NEW YORK • Singapore's state-owned power grid operator wants to build more connections to neighbouring countries to tap their greater potential for renewable energy.
Countries such as Malaysia and Indonesia have ample spare land for solar panels and enough wind to power turbines, both things that Singapore is lacking, SP Group chief executive Wong Kim Yin said in an interview recently.
Building transmission lines to connect the countries and using renewable energy credits to facilitate power trading can allow the island nation to use clean power even if it cannot produce it.
"One of the possible ways of tapping renewable resources is actually working with our neighbours," Mr Wong said on Bloomberg Te-levision. "Some physical regional interconnects will help Singapore in that department."
Singapore faces two challenges in getting more green power.
The first is that producing clean energy for its densely populated urban areas requires a large amount of open land, a problem shared by grids globally as they seek more carbon-free electricity.
The second, which is unique to its city-state status, is that its borders are national boundaries.
The idea of connecting power plants and customers across South-east Asia has been pursued for more than 20 years, but stymied by issues including lack of government coordination and infrastructure funding.
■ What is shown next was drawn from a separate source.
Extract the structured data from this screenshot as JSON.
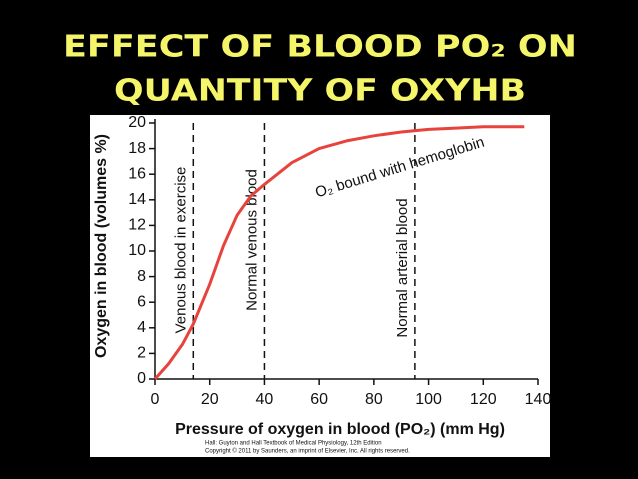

However, that could be changing.
Minister for Trade and Industry Chan Chun Sing last Tuesday included regional power grids as one of four measures that Singapore will explore to help decarbonise its power sector, which is almost entirely reliant on imported natural gas.
Also last week, Malaysian Energy Minister Yeo Bee Yin said that the country is in discussions with Singapore on cross-border power supplies, and expects to complete 550MW of new grid connection capacity this year and a similar amount next year.
Mr Wong said that legislation limits the use of Singapore and Malaysia's existing power connections to only emergencies.
A bilateral government agreement could immediately allow trading across those lines and start a movement towards wider international connections, he added.
Malaysia already has links to Thailand, which is also connected to Laos, so eventually Singapore could invest in hydropower dams in Laos and use renewable energy credits to receive the same amount of electricity from Malaysia, he said.
Even if the power Singapore receives is not necessarily generated by renewables, the net effect for the region would be more carbon-free electricity.
Mr Wong also discussed a few other green proposals.
SP Group is trying to speed up the transition to electric vehicles in Singapore by building 1,000 charging stations by the end of next year, from about 200 now.
The company is focusing on large fleet owners, as electric vehicles are more cost-efficient than traditional ones, even without subsidies, if they travel at least 80km daily, Mr Wong said.
In the long run, technologies including nuclear fusion and hydrogen might be able to provide more carbon-free energy for Singapore, Mr Wong added.
He sees them as potential options in 15 years or more, but both need more development to make them safer and cost effective.